Но оборотной стороной этой медали было то, что уж если американский президент закусывал удила и принимал решение не обращать внимания на общественное мнение, совершенно невозможно было предсказать, как далеко он может зайти. Еще хуже было то, что если нация считала действия президента решительными и эффективными, он мог быть уверен в поддержке общества. Вот уже больше года посол пытался убедить Яколева в том, что этот президент США обладает и решимостью, и умением действовать эффективно. К сожалению, многие твердолобые члены кабинета Яколева — включая Александра Турчина, министра иностранных дел и непосредственного начальника Некрасова, — по-прежнему думали, что антиамериканская карта в конце концов выиграет.
Некрасов хорошо понимал досаду, которую у его соотечественников вызывал тот факт, что их правительство во многих отношениях оказалось на содержании у последней настоящей сверхдержавы. Он сам едва справлялся с внезапно закипавшим гневом, когда какой-нибудь американец оседлывал любимого конька и начинал свысока разъяснять ему, что в его стране идет не так, как нужно. Разумеется, такой оратор «совершенно случайно» знал, что необходимо предпринять, чтобы исправить дело. А «принципиальное несогласие» с зачастую беспомощной политикой предшественников Армбрастера было для русского правительства, постоянно балансировавшего над пропастью, всего лишь легким способом заработать очки на «демонстрации силы» как внутри страны, так и на международной арене. Тот факт, что подобная политика способствовала ухудшению — или, по крайней мере, не способствовала улучшению — все более напряженной ситуации на Балканах, казалось, не доходил до сознания Турчина и ему подобных.

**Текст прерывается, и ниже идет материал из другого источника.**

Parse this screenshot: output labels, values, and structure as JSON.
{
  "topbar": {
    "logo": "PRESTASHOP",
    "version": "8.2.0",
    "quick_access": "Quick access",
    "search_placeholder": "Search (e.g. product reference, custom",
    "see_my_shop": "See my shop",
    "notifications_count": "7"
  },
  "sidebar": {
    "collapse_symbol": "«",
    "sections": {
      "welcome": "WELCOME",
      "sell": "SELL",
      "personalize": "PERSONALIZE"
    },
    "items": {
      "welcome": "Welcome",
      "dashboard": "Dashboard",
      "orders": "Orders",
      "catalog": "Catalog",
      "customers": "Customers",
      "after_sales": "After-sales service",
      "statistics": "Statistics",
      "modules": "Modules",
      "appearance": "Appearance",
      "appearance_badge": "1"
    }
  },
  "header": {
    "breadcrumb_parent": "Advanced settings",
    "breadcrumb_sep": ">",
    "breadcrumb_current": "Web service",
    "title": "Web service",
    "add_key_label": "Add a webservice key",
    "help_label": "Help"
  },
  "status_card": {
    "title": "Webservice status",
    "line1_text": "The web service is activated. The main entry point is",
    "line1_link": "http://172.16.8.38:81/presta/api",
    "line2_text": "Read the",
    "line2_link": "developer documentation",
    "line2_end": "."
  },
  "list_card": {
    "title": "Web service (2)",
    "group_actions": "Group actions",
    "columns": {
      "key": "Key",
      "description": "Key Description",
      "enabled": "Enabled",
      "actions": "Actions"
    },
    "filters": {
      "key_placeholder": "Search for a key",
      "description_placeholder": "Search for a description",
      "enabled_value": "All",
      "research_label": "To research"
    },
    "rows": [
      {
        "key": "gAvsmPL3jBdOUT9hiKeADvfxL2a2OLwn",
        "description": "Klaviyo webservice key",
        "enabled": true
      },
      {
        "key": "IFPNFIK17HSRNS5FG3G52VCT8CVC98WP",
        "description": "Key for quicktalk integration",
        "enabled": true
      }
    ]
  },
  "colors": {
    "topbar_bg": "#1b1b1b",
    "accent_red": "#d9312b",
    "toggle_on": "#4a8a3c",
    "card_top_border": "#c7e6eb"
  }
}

А может, и доходил. Некрасов подозревал, каковы истинные цели министра иностранных дел. Его тщательно скрываемая дружба с опальным, националистически настроенным генералом Вячеславом Погошевым казалась послу зловещим знаком. Правда, пока что Яколев нуждался в поддержке Турчина в своей внутренней политике. Так вот оно всегда и происходит, мрачно подумал Некрасов. Достаточно полдюжины эгоистичных приспособленцев, — а иногда и одного-единственного, — чтобы сделать бесцельным труд десятков честных людей. К несчастью, демократические институты страны были еще слишком молоды и уязвимы; они не успели приобрести прочность старых демократий, позволяющую противостоять усилиям подобных кретинов.